Devant l’intersection…
Ce n’est pas la maladie de Bouteflika en soi qui fragilise le pays. On réclame la prétention de dire, tout de même, que l’Algérie n’est pas liée au destin d’un homme. Qui qu’il soit! Mais c’est ce que cette maladie aiguise comme appétits, chez les uns et les autres, qui l’expose fortement et en menace la sérénité et peut-être même, la stabilité. L’Algérie est riche. C’est de l’avis de tous, ce qui a fait ses problèmes et c’est ce qui fera certainement ses problèmes à venir d’autant plus que l’appétit n’est pas que de l’extérieur et que la lutte pour le contrôle des richesses pourrait s’avérer dangereuse pour l’avenir du pays.
Ce n’est certainement pas ce que dit ou fait Louisa Hanoune qui évitera les appétits ou repoussera le danger, si jamais il survient, mais c’est le refus des autres, ses compatriotes, de lui prêter oreille et de l’écouter qui pourrait accélérer éventuellement les problèmes car il ne s’agit pas de moulins. Loin s’en faut!
Nous sommes aujourd’hui devant une intersection qui, qu’on le veuille ou non, imprimera son caractère à l’Algérie de demain. Le pays s’apprête à passer à autre chose. Que Bouteflika se remette de sa maladie (ce que nous lui souhaitons sincèrement) et reprenne son travail ou que cela le pousse à abandonner ses fonctions, qu’il écourte l’actuel mandat ou qu’il décide d’aller à terme, nous sommes bel et bien à un moment de transition car l’histoire du quatrième mandat s’évanouit chaque jour un peu plus. Or, l’histoire le dit dans toutes ses pages, les moments les plus compliqués sont ceux de la transition.

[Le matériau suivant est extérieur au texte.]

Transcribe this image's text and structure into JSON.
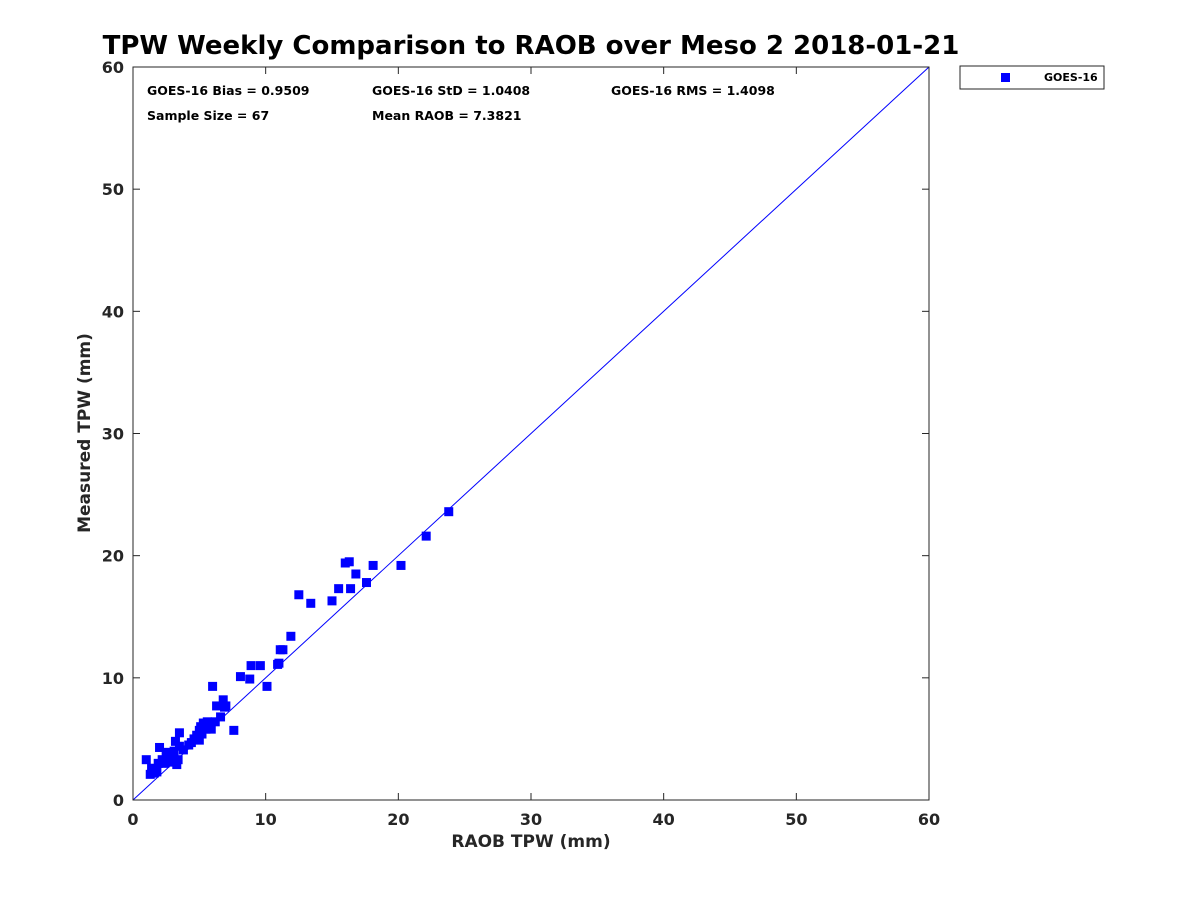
{
  "colors": {
    "series": "#0000ff",
    "axis": "#262626",
    "frame": "#000000"
  },
  "stats": {
    "bias": "GOES-16 Bias = 0.9509",
    "std": "GOES-16 StD = 1.0408",
    "rms": "GOES-16 RMS = 1.4098",
    "sample": "Sample Size = 67",
    "mean": "Mean RAOB = 7.3821"
  },
  "chart_data": {
    "type": "scatter",
    "title": "TPW Weekly Comparison to RAOB over Meso 2 2018-01-21",
    "xlabel": "RAOB TPW (mm)",
    "ylabel": "Measured TPW (mm)",
    "xlim": [
      0,
      60
    ],
    "ylim": [
      0,
      60
    ],
    "xticks": [
      0,
      10,
      20,
      30,
      40,
      50,
      60
    ],
    "yticks": [
      0,
      10,
      20,
      30,
      40,
      50,
      60
    ],
    "reference_line": {
      "x": [
        0,
        60
      ],
      "y": [
        0,
        60
      ]
    },
    "legend": {
      "entries": [
        "GOES-16"
      ],
      "placement": "outside-top-right"
    },
    "series": [
      {
        "name": "GOES-16",
        "points": [
          [
            1.0,
            3.3
          ],
          [
            1.3,
            2.1
          ],
          [
            1.4,
            2.6
          ],
          [
            1.6,
            2.2
          ],
          [
            1.8,
            2.3
          ],
          [
            1.9,
            3.0
          ],
          [
            2.0,
            4.3
          ],
          [
            2.2,
            3.3
          ],
          [
            2.4,
            3.0
          ],
          [
            2.5,
            3.9
          ],
          [
            2.7,
            3.2
          ],
          [
            2.8,
            3.8
          ],
          [
            3.0,
            3.1
          ],
          [
            3.1,
            4.0
          ],
          [
            3.2,
            4.8
          ],
          [
            3.3,
            2.9
          ],
          [
            3.4,
            3.3
          ],
          [
            3.5,
            4.4
          ],
          [
            3.5,
            5.5
          ],
          [
            3.8,
            4.1
          ],
          [
            4.4,
            4.7
          ],
          [
            4.6,
            5.0
          ],
          [
            4.8,
            5.3
          ],
          [
            5.0,
            5.7
          ],
          [
            5.0,
            4.9
          ],
          [
            5.1,
            6.0
          ],
          [
            5.2,
            5.4
          ],
          [
            5.3,
            6.3
          ],
          [
            5.5,
            5.8
          ],
          [
            5.6,
            6.4
          ],
          [
            5.8,
            6.1
          ],
          [
            5.9,
            5.8
          ],
          [
            6.0,
            9.3
          ],
          [
            6.2,
            6.4
          ],
          [
            6.3,
            7.7
          ],
          [
            6.6,
            6.8
          ],
          [
            6.8,
            8.2
          ],
          [
            7.0,
            7.7
          ],
          [
            7.6,
            5.7
          ],
          [
            8.1,
            10.1
          ],
          [
            8.8,
            9.9
          ],
          [
            8.9,
            11.0
          ],
          [
            9.6,
            11.0
          ],
          [
            10.1,
            9.3
          ],
          [
            10.9,
            11.1
          ],
          [
            11.1,
            12.3
          ],
          [
            11.3,
            12.3
          ],
          [
            11.9,
            13.4
          ],
          [
            12.5,
            16.8
          ],
          [
            13.4,
            16.1
          ],
          [
            15.0,
            16.3
          ],
          [
            15.5,
            17.3
          ],
          [
            16.0,
            19.4
          ],
          [
            16.3,
            19.5
          ],
          [
            16.4,
            17.3
          ],
          [
            16.8,
            18.5
          ],
          [
            17.6,
            17.8
          ],
          [
            18.1,
            19.2
          ],
          [
            20.2,
            19.2
          ],
          [
            22.1,
            21.6
          ],
          [
            23.8,
            23.6
          ],
          [
            4.2,
            4.5
          ],
          [
            5.4,
            6.2
          ],
          [
            2.6,
            3.5
          ],
          [
            3.0,
            3.6
          ],
          [
            6.9,
            7.6
          ],
          [
            11.0,
            11.2
          ]
        ]
      }
    ]
  }
}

Le chemin à prendre est sérieux, top sérieux pour être débattu derrière un écran depuis, on ne sait plus, quelle ruelle d’on ne sait plus quel village de tel ou tel autre pays d’Europe ou d’ailleurs, ou abordé derrière quelques pseudonymes qui ne garantissent pas toujours l’anonymat. A cette intersection se joue le devenir de l’Algérie et celui des Algériens. Il devient, dès lors, nécessaire pour les institutions qui en ont la charge, de communiquer sérieusement avec le peuple. Aussi bien à propos de la maladie du Président, dont on nous cache tout, que pour le reste. Toutes ces rumeurs qui s’accrochent à vous dès que vous mettez les pieds dehors méritent bien que l’on en dise quelques mots. La stratégie du pourrissement qui semble avoir été choisie n’aide en rien le pays. Il est temps, pour chacun et pour tous, de se poser la question de savoir pourquoi nous ne pouvons pas ressembler aux autres pays du monde. Nous en avons, pourtant, les moyens et les ressources.